Last updated on October 26, 2020


I wouldn’t call myself depressed because I know how that feels. But I would say I’m slipping back into it. I find myself running back to past comforts seeking the same result and the same high, but I find instead a need for another fix. My vice or addiction is sexual sin. I look for anything that will take the edge, pressure, pain, guilt, etc. that I feel daily. Some days are better than others and I’ve been doing well lately. Then something comes along and triggers a need to escape.

I feel so selfish in my sin. It is like I only seek “relationships” from those I can use to fill my void. As a female, it’s hard for me to shut off my emotions. As hard as I try, they always end up getting the best of me. I try to change only to prolong the inevitable.

I seek constant reassurance that everything will be all right. While knowing God has told me that a thousand times over. I know I have more faith in God than what I think. How do I get myself to believe me?

I have lost all motivation to do anything beyond the necessary. I maintain an outward appearance of a person who’s got a lot on her plate but still manages to pull off everything with grace. (I exaggerated a little.)

If some more history would help. I used to be a student-athlete working a part-time job. Now I work a full and part-time job. I’m single (for the most part) and always have been. I don’t smoke, drink, or do drugs, but I have been pretty deep into alcohol in my past.

I read through a couple of other questions people have asked. The one that stood out was: “Why are you doing the things you are doing?” This question makes me feel like I have failed God.
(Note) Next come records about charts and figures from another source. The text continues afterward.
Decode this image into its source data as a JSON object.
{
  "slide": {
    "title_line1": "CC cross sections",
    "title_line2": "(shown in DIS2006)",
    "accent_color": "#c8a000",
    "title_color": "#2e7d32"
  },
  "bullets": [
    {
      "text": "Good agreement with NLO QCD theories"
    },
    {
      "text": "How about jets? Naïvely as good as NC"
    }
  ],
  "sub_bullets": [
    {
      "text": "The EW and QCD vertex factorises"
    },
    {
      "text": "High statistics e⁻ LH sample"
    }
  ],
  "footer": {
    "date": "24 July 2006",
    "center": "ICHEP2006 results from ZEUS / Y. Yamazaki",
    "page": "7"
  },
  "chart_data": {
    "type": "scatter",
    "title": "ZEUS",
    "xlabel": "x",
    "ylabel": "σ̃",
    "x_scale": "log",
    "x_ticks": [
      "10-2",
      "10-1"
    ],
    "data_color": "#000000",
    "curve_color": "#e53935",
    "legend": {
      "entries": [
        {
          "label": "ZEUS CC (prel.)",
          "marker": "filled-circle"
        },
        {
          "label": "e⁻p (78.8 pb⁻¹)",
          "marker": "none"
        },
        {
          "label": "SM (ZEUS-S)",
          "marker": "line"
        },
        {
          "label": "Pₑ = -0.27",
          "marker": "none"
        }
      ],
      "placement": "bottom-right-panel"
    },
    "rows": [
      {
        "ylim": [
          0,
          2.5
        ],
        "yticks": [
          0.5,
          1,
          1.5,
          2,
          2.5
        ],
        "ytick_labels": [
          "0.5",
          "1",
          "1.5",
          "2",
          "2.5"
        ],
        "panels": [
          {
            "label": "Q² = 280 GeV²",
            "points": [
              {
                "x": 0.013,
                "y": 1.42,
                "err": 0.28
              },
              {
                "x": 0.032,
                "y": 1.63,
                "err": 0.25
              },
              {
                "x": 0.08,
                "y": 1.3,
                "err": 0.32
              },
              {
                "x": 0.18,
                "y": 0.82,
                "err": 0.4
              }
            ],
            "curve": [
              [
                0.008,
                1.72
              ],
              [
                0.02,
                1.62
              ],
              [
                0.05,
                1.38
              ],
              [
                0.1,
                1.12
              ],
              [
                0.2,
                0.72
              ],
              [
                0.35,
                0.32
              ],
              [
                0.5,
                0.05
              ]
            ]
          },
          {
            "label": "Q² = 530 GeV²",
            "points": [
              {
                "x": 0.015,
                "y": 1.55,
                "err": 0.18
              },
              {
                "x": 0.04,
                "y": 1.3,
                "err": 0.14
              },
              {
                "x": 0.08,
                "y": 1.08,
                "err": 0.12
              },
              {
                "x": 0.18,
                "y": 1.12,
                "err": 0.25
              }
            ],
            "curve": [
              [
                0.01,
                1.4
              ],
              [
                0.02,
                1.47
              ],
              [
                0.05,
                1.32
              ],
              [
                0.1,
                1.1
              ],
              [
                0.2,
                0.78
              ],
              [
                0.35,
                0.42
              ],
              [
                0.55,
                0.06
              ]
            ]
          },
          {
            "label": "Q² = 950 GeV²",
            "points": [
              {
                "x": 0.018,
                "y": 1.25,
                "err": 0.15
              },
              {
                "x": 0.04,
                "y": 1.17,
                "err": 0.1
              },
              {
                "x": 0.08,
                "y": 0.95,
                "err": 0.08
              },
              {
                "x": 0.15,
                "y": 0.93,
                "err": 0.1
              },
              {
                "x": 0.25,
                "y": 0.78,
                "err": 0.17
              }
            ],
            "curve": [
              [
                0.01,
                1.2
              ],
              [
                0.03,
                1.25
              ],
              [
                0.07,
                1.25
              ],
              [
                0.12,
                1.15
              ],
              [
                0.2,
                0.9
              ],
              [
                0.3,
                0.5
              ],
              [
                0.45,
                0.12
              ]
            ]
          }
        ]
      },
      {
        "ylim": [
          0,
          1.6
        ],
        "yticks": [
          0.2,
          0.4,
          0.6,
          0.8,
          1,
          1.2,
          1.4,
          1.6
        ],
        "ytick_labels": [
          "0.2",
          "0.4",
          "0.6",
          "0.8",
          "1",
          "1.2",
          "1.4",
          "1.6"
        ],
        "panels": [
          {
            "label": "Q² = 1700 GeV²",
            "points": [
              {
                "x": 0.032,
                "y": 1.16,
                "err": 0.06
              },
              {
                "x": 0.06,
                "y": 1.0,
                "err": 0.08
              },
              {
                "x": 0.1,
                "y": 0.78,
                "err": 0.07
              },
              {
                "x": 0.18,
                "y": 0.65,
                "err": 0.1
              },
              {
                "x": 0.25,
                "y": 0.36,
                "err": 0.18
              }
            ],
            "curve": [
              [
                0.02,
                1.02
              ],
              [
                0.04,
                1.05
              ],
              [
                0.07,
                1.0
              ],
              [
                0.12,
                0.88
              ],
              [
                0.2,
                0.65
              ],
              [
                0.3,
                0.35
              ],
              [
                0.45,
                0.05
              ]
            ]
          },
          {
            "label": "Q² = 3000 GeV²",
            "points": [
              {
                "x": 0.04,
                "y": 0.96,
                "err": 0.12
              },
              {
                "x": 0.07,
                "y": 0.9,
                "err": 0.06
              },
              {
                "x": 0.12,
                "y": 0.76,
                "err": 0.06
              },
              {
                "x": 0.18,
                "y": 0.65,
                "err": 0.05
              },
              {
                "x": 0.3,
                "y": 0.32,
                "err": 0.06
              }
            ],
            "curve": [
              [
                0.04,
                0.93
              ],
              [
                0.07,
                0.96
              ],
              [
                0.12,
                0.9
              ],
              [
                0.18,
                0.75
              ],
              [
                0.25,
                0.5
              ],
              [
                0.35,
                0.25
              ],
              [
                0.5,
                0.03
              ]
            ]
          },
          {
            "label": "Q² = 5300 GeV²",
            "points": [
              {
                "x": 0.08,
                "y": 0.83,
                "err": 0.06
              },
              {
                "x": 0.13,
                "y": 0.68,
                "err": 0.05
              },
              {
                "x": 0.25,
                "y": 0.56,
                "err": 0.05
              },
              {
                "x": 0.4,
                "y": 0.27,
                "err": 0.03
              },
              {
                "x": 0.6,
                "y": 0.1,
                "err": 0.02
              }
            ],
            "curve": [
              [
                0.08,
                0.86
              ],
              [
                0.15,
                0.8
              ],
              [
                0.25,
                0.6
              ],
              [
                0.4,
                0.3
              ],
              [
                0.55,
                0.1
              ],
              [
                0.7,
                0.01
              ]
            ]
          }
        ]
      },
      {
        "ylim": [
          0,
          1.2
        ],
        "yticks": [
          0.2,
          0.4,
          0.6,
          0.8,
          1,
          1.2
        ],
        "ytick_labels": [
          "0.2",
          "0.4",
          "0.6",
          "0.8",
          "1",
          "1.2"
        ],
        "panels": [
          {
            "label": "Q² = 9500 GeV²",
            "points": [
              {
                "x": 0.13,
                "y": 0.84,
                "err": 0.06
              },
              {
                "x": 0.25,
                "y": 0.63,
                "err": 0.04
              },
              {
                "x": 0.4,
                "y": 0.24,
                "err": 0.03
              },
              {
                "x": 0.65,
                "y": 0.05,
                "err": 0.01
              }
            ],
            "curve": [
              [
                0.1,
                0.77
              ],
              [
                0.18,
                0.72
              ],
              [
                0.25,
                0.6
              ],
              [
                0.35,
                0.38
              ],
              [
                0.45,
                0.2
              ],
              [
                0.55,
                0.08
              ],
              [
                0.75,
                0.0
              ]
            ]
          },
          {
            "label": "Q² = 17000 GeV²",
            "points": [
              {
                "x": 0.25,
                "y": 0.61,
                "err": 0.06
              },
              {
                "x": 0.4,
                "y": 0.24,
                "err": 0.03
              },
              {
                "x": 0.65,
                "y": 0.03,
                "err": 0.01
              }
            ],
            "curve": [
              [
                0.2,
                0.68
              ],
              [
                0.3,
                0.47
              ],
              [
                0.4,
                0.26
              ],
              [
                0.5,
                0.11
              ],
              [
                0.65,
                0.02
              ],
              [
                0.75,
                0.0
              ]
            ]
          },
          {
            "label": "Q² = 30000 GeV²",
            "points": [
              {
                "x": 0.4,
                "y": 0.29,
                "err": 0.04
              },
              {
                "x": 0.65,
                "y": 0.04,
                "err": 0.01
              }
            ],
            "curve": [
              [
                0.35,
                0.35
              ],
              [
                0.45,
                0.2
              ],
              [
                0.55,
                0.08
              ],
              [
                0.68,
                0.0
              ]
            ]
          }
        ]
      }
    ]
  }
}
By not having the courage, the will power, or the love enough for Him to stop doing what I’m doing and fight for Him. When is enough, enough?


I gather you are despondent because you haven’t been faithful to God because you have been involved in drinking in the past and you periodically get involved in fornication. For you, sex is a form of self-affirmation that you are worth something to someone, even though you are really not attached to those you have sex with and the relationships don’t last. Sex becomes a mood lifter to you and you seek out orgasms the way a drug addict does, and like the addict, you find that it doesn’t really fix the problem, but you keep hoping the next one will be better.

Have I understood you properly? I don’t want to go into a long answer only to find that I’m off track.